The ad battle is part of a fight over the future of coal plants, which has been thrown into doubt by Supreme Court and Environmental Protection Agency rulings about carbon dioxide being subject to regulation under the Clean Air Act. Environmentalists say that it will be difficult, if not impossible, to retrofit plants with carbon capture equipment once they're built. But coal industry advocates hold out hope.

Gore, who shared the Nobel Peace Prize for his climate change efforts, and other organizations -- including the Sierra Club, Natural Resources Defense Council and National Wildlife Federation -- are backing the ad campaign to try to influence public debate on the eve of the new administration. "Coal is not clean. It is one of the leading sources of global warming pollution and the technology does not exist today to make it clean on a widespread scale," Gore said in an interview.
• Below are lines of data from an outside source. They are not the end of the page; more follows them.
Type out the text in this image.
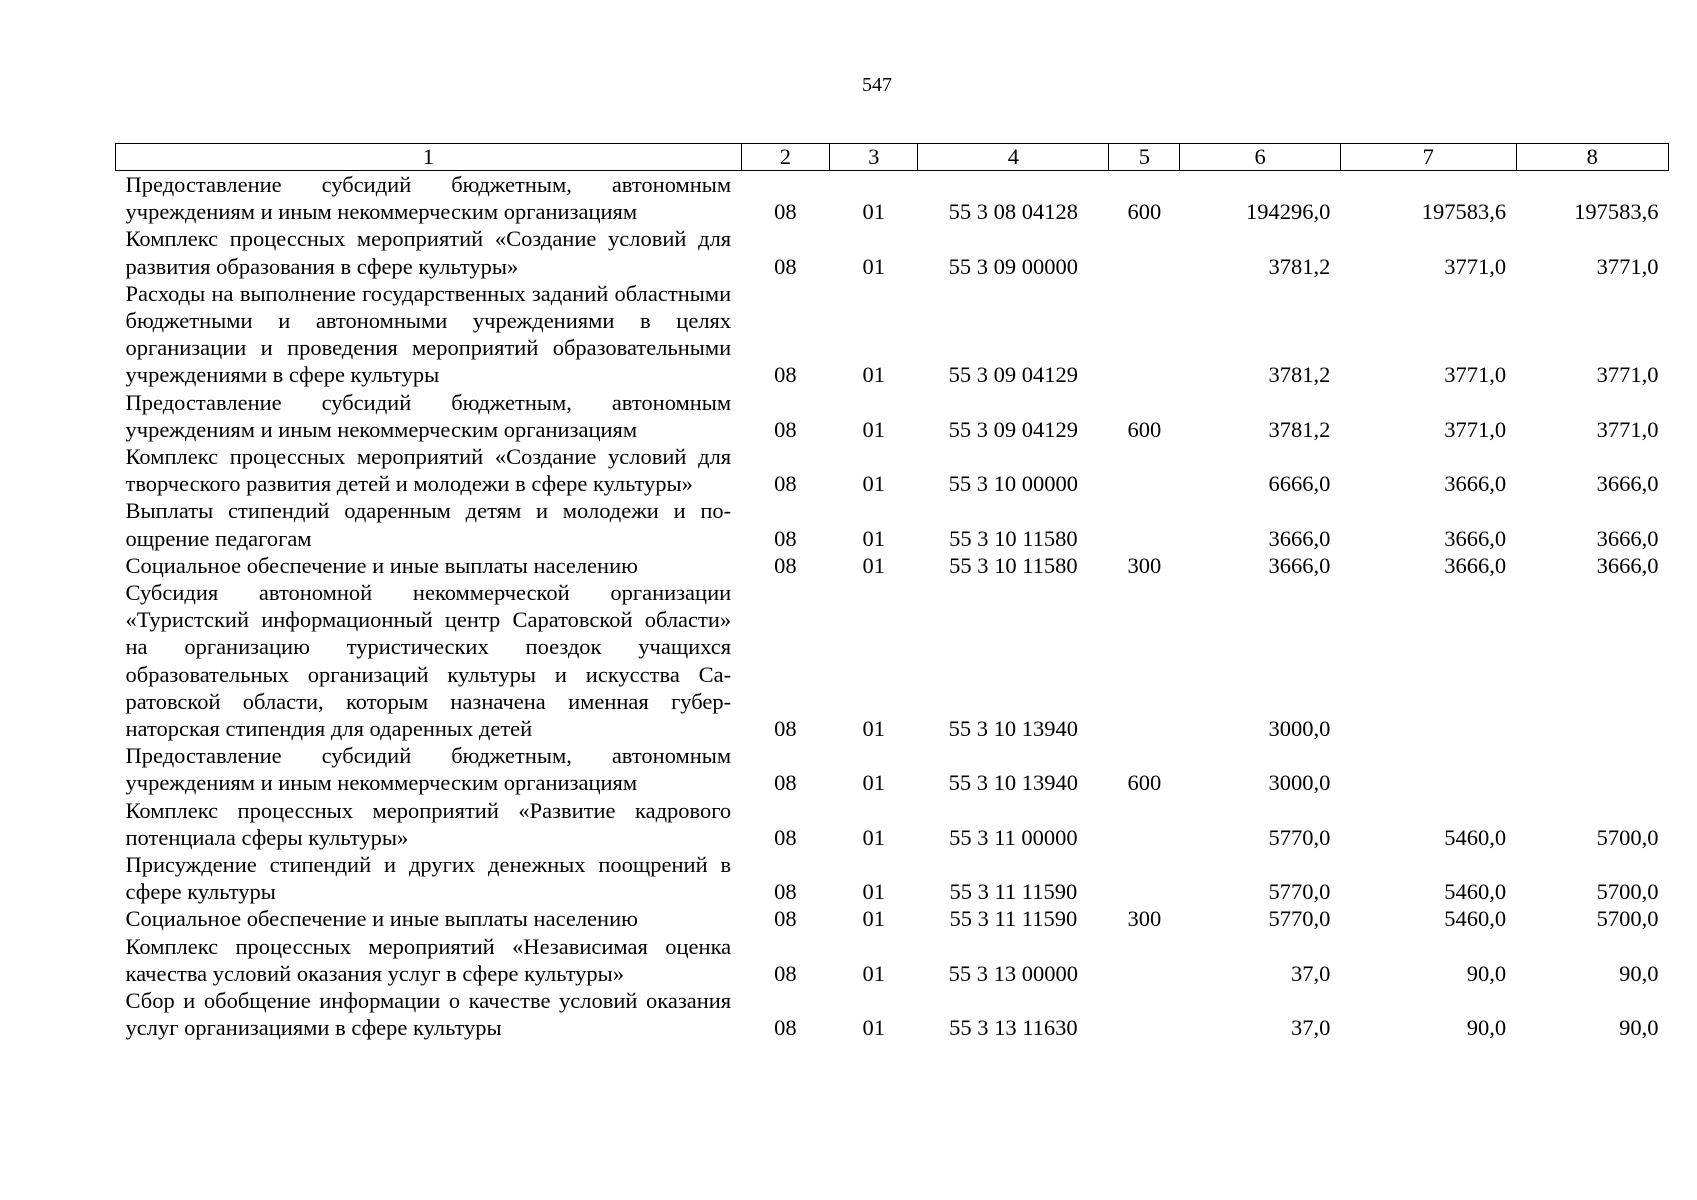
547
1	2	3	4	5	6	7	8
Предоставление субсидий бюджетным, автономным учреждениям и иным некоммерческим организациям	08	01	55 3 08 04128	600	194296,0	197583,6	197583,6
Комплекс процессных мероприятий «Создание условий для развития образования в сфере культуры»	08	01	55 3 09 00000		3781,2	3771,0	3771,0
Расходы на выполнение государственных заданий областными бюджетными и автономными учреждениями в целях организации и проведения мероприятий образовательными учреждениями в сфере культуры	08	01	55 3 09 04129		3781,2	3771,0	3771,0
Предоставление субсидий бюджетным, автономным учреждениям и иным некоммерческим организациям	08	01	55 3 09 04129	600	3781,2	3771,0	3771,0
Комплекс процессных мероприятий «Создание условий для творческого развития детей и молодежи в сфере культуры»	08	01	55 3 10 00000		6666,0	3666,0	3666,0
Выплаты стипендий одаренным детям и молодежи и поощрение педагогам	08	01	55 3 10 11580		3666,0	3666,0	3666,0
Социальное обеспечение и иные выплаты населению	08	01	55 3 10 11580	300	3666,0	3666,0	3666,0
Субсидия автономной некоммерческой организации «Туристский информационный центр Саратовской области» на организацию туристических поездок учащихся образовательных организаций культуры и искусства Саратовской области, которым назначена именная губернаторская стипендия для одаренных детей	08	01	55 3 10 13940		3000,0		
Предоставление субсидий бюджетным, автономным учреждениям и иным некоммерческим организациям	08	01	55 3 10 13940	600	3000,0		
Комплекс процессных мероприятий «Развитие кадрового потенциала сферы культуры»	08	01	55 3 11 00000		5770,0	5460,0	5700,0
Присуждение стипендий и других денежных поощрений в сфере культуры	08	01	55 3 11 11590		5770,0	5460,0	5700,0
Социальное обеспечение и иные выплаты населению	08	01	55 3 11 11590	300	5770,0	5460,0	5700,0
Комплекс процессных мероприятий «Независимая оценка качества условий оказания услуг в сфере культуры»	08	01	55 3 13 00000		37,0	90,0	90,0
Сбор и обобщение информации о качестве условий оказания услуг организациями в сфере культуры	08	01	55 3 13 11630		37,0	90,0	90,0
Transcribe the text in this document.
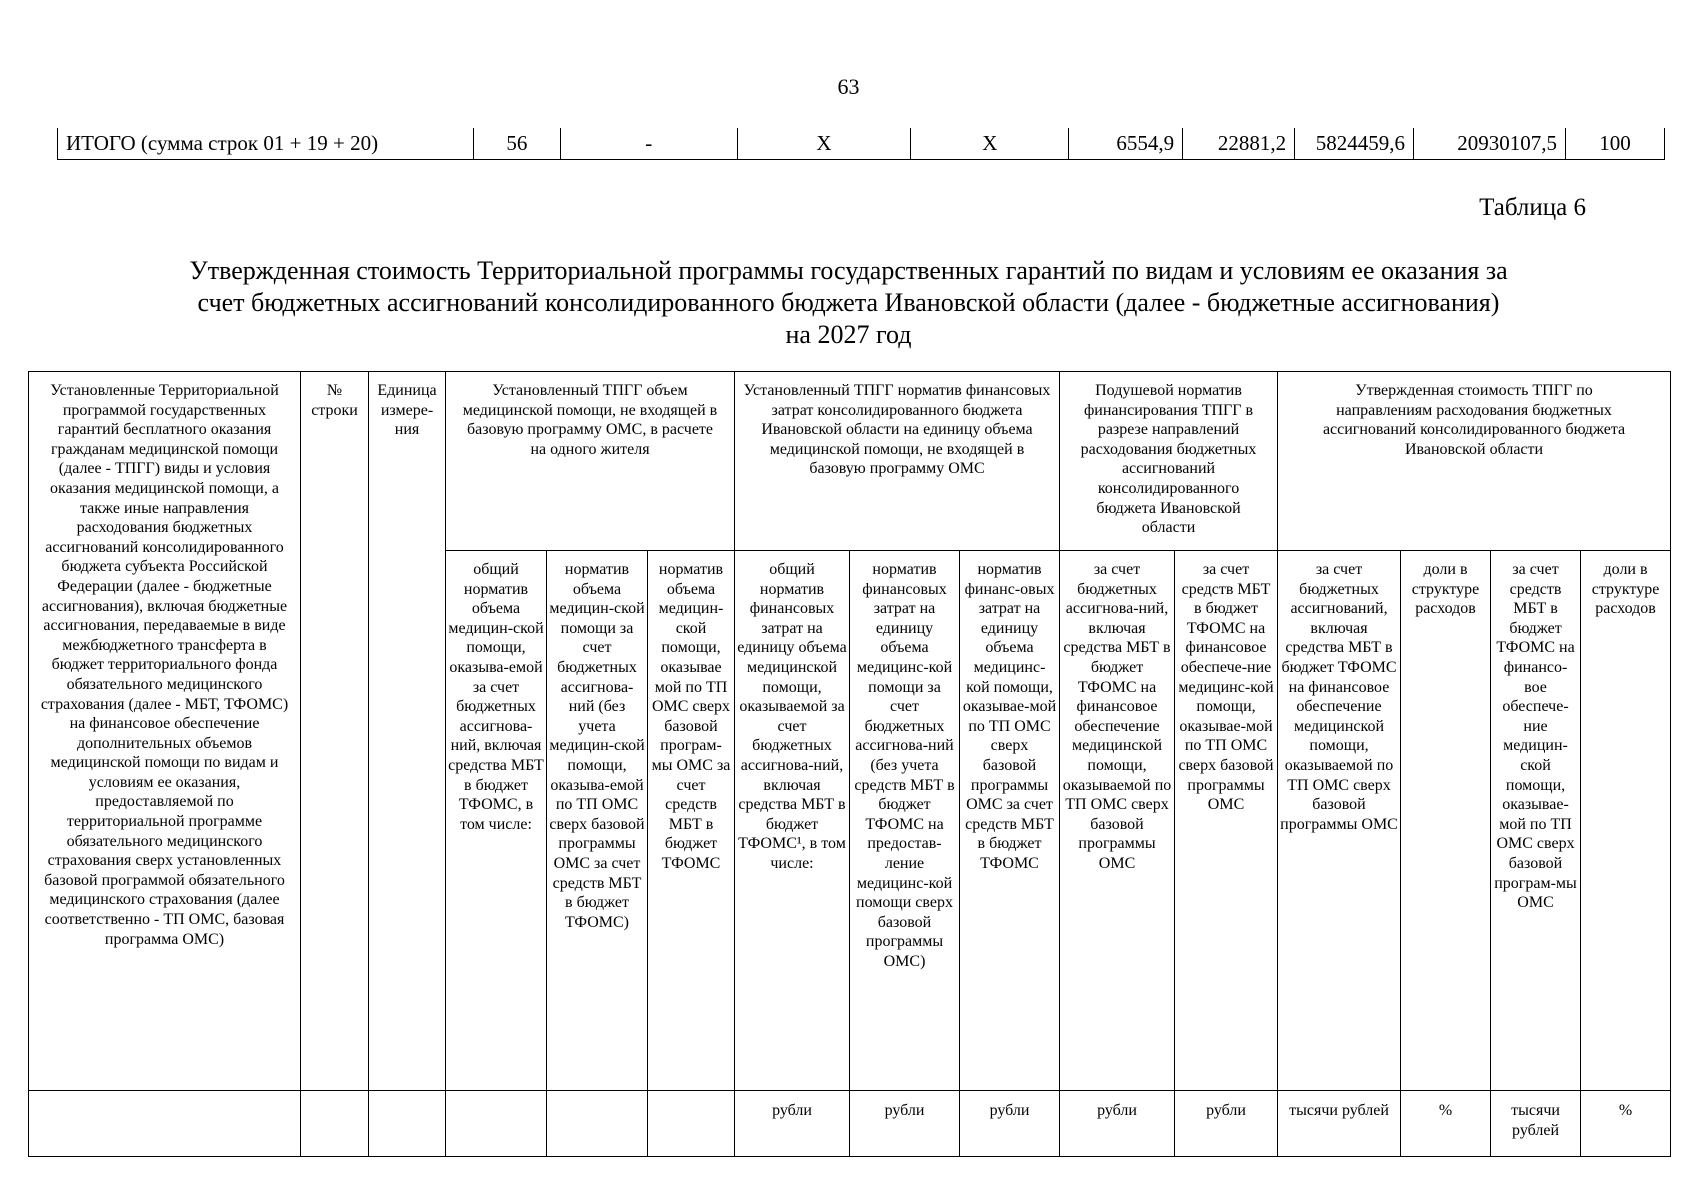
63
ИТОГО (сумма строк 01 + 19 + 20)	56	-	X	X	6554,9	22881,2	5824459,6	20930107,5	100
Таблица 6
Утвержденная стоимость Территориальной программы государственных гарантий по видам и условиям ее оказания за
счет бюджетных ассигнований консолидированного бюджета Ивановской области (далее - бюджетные ассигнования)
на 2027 год
Установленные Территориальной программой государственных гарантий бесплатного оказания гражданам медицинской помощи (далее - ТПГГ) виды и условия оказания медицинской помощи, а также иные направления расходования бюджетных ассигнований консолидированного бюджета субъекта Российской Федерации (далее - бюджетные ассигнования), включая бюджетные ассигнования, передаваемые в виде межбюджетного трансферта в бюджет территориального фонда обязательного медицинского страхования (далее - МБТ, ТФОМС) на финансовое обеспечение дополнительных объемов медицинской помощи по видам и условиям ее оказания, предоставляемой по территориальной программе обязательного медицинского страхования сверх установленных базовой программой обязательного медицинского страхования (далее соответственно - ТП ОМС, базовая программа ОМС)	№ строки	Единица измере-ния	Установленный ТПГГ объем медицинской помощи, не входящей в базовую программу ОМС, в расчете на одного жителя			Установленный ТПГГ норматив финансовых затрат консолидированного бюджета Ивановской области на единицу объема медицинской помощи, не входящей в базовую программу ОМС			Подушевой норматив финансирования ТПГГ в разрезе направлений расходования бюджетных ассигнований консолидированного бюджета Ивановской области		Утвержденная стоимость ТПГГ по направлениям расходования бюджетных ассигнований консолидированного бюджета Ивановской области			
			общий норматив объема медицин-ской помощи, оказыва-емой за счет бюджетных ассигнова-ний, включая средства МБТ в бюджет ТФОМС, в том числе:	норматив объема медицин-ской помощи за счет бюджетных ассигнова-ний (без учета медицин-ской помощи, оказыва-емой по ТП ОМС сверх базовой программы ОМС за счет средств МБТ в бюджет ТФОМС)	норматив объема медицин-ской помощи, оказывае мой по ТП ОМС сверх базовой програм-мы ОМС за счет средств МБТ в бюджет ТФОМС	общий норматив финансовых затрат на единицу объема медицинской помощи, оказываемой за счет бюджетных ассигнова-ний, включая средства МБТ в бюджет ТФОМС¹, в том числе:	норматив финансовых затрат на единицу объема медицинс-кой помощи за счет бюджетных ассигнова-ний (без учета средств МБТ в бюджет ТФОМС на предостав-ление медицинс-кой помощи сверх базовой программы ОМС)	норматив финанс-овых затрат на единицу объема медицинс-кой помощи, оказывае-мой по ТП ОМС сверх базовой программы ОМС за счет средств МБТ в бюджет ТФОМС	за счет бюджетных ассигнова-ний, включая средства МБТ в бюджет ТФОМС на финансовое обеспечение медицинской помощи, оказываемой по ТП ОМС сверх базовой программы ОМС	за счет средств МБТ в бюджет ТФОМС на финансовое обеспече-ние медицинс-кой помощи, оказывае-мой по ТП ОМС сверх базовой программы ОМС	за счет бюджетных ассигнований, включая средства МБТ в бюджет ТФОМС на финансовое обеспечение медицинской помощи, оказываемой по ТП ОМС сверх базовой программы ОМС	доли в структуре расходов	за счет средств МБТ в бюджет ТФОМС на финансо-вое обеспече-ние медицин-ской помощи, оказывае-мой по ТП ОМС сверх базовой програм-мы ОМС	доли в структуре расходов
						рубли	рубли	рубли	рубли	рубли	тысячи рублей	%	тысячи рублей	%
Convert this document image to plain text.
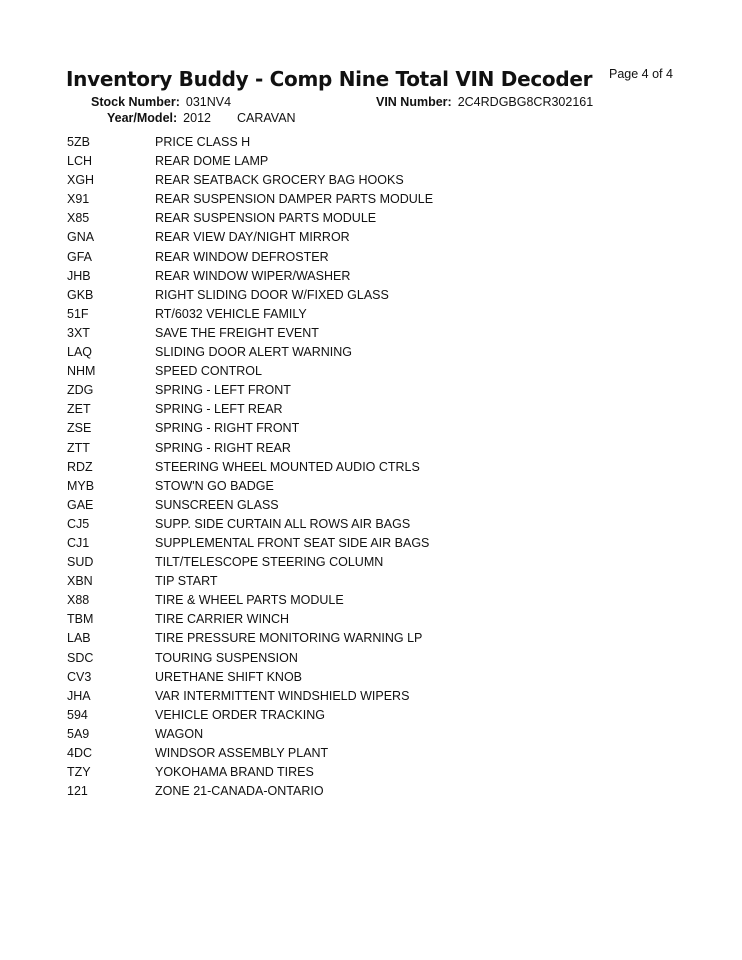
Inventory Buddy - Comp Nine Total VIN Decoder Page 4 of 4
Stock Number: 031NV4	VIN Number: 2C4RDGBG8CR302161
Year/Model: 2012 CARAVAN
5ZB	PRICE CLASS H
LCH	REAR DOME LAMP
XGH	REAR SEATBACK GROCERY BAG HOOKS
X91	REAR SUSPENSION DAMPER PARTS MODULE
X85	REAR SUSPENSION PARTS MODULE
GNA	REAR VIEW DAY/NIGHT MIRROR
GFA	REAR WINDOW DEFROSTER
JHB	REAR WINDOW WIPER/WASHER
GKB	RIGHT SLIDING DOOR W/FIXED GLASS
51F	RT/6032 VEHICLE FAMILY
3XT	SAVE THE FREIGHT EVENT
LAQ	SLIDING DOOR ALERT WARNING
NHM	SPEED CONTROL
ZDG	SPRING - LEFT FRONT
ZET	SPRING - LEFT REAR
ZSE	SPRING - RIGHT FRONT
ZTT	SPRING - RIGHT REAR
RDZ	STEERING WHEEL MOUNTED AUDIO CTRLS
MYB	STOW'N GO BADGE
GAE	SUNSCREEN GLASS
CJ5	SUPP. SIDE CURTAIN ALL ROWS AIR BAGS
CJ1	SUPPLEMENTAL FRONT SEAT SIDE AIR BAGS
SUD	TILT/TELESCOPE STEERING COLUMN
XBN	TIP START
X88	TIRE & WHEEL PARTS MODULE
TBM	TIRE CARRIER WINCH
LAB	TIRE PRESSURE MONITORING WARNING LP
SDC	TOURING SUSPENSION
CV3	URETHANE SHIFT KNOB
JHA	VAR INTERMITTENT WINDSHIELD WIPERS
594	VEHICLE ORDER TRACKING
5A9	WAGON
4DC	WINDSOR ASSEMBLY PLANT
TZY	YOKOHAMA BRAND TIRES
121	ZONE 21-CANADA-ONTARIO
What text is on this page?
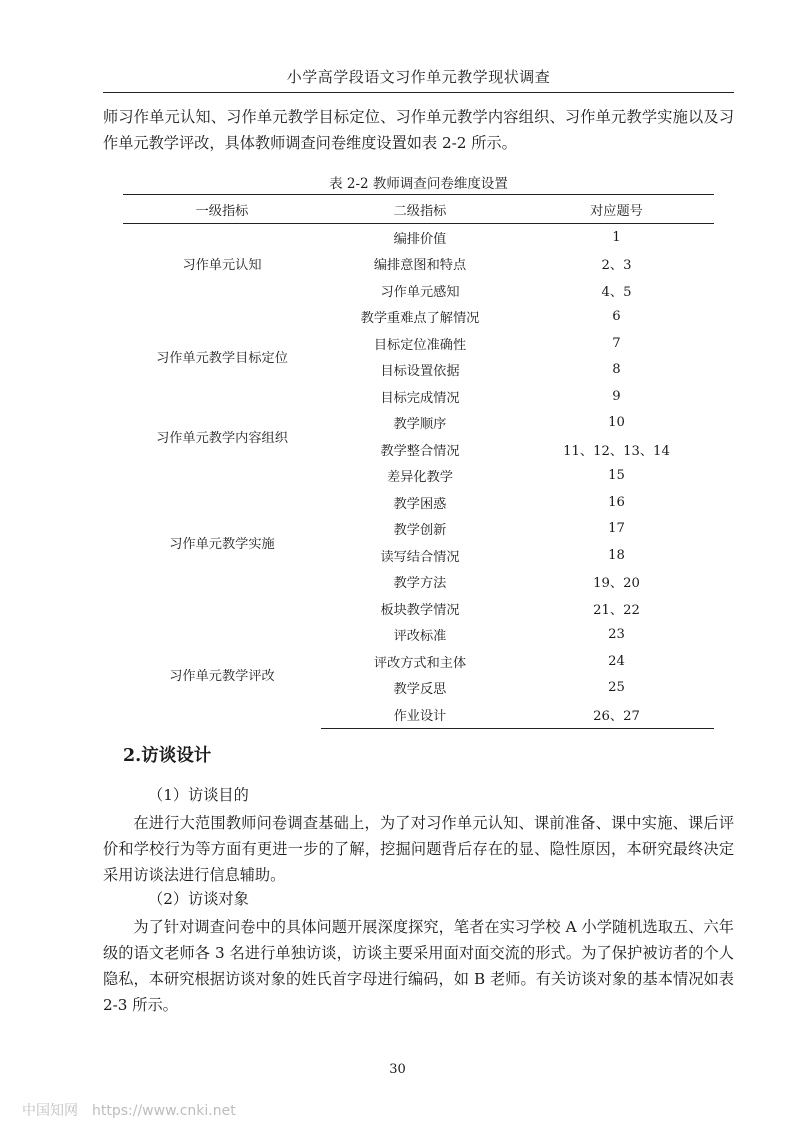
小学高学段语文习作单元教学现状调查

师习作单元认知、习作单元教学目标定位、习作单元教学内容组织、习作单元教学实施以及习作单元教学评改，具体教师调查问卷维度设置如表 2-2 所示。

表 2-2 教师调查问卷维度设置
一级指标	二级指标	对应题号
习作单元认知	编排价值	1
	编排意图和特点	2、3
	习作单元感知	4、5
习作单元教学目标定位	教学重难点了解情况	6
	目标定位准确性	7
	目标设置依据	8
	目标完成情况	9
习作单元教学内容组织	教学顺序	10
	教学整合情况	11、12、13、14
习作单元教学实施	差异化教学	15
	教学困惑	16
	教学创新	17
	读写结合情况	18
	教学方法	19、20
	板块教学情况	21、22
习作单元教学评改	评改标准	23
	评改方式和主体	24
	教学反思	25
	作业设计	26、27
2.访谈设计
（1）访谈目的

在进行大范围教师问卷调查基础上，为了对习作单元认知、课前准备、课中实施、课后评价和学校行为等方面有更进一步的了解，挖掘问题背后存在的显、隐性原因，本研究最终决定采用访谈法进行信息辅助。

（2）访谈对象

为了针对调查问卷中的具体问题开展深度探究，笔者在实习学校 A 小学随机选取五、六年级的语文老师各 3 名进行单独访谈，访谈主要采用面对面交流的形式。为了保护被访者的个人隐私，本研究根据访谈对象的姓氏首字母进行编码，如 B 老师。有关访谈对象的基本情况如表 2-3 所示。

30
中国知网 https://www.cnki.net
"We cannot base the strategy for human survival on the illusions of the industry that coal is already clean. It is not," he added. "What they want to do is build hundreds, if not thousands, of new coal plants on a vague promise that they might be able to retrofit those plants with a technology that does not exist."

Lucas responded, "If we agree that we are going to need carbon capture, because coal is going to be an important part of our future, then this is what we should be talking about."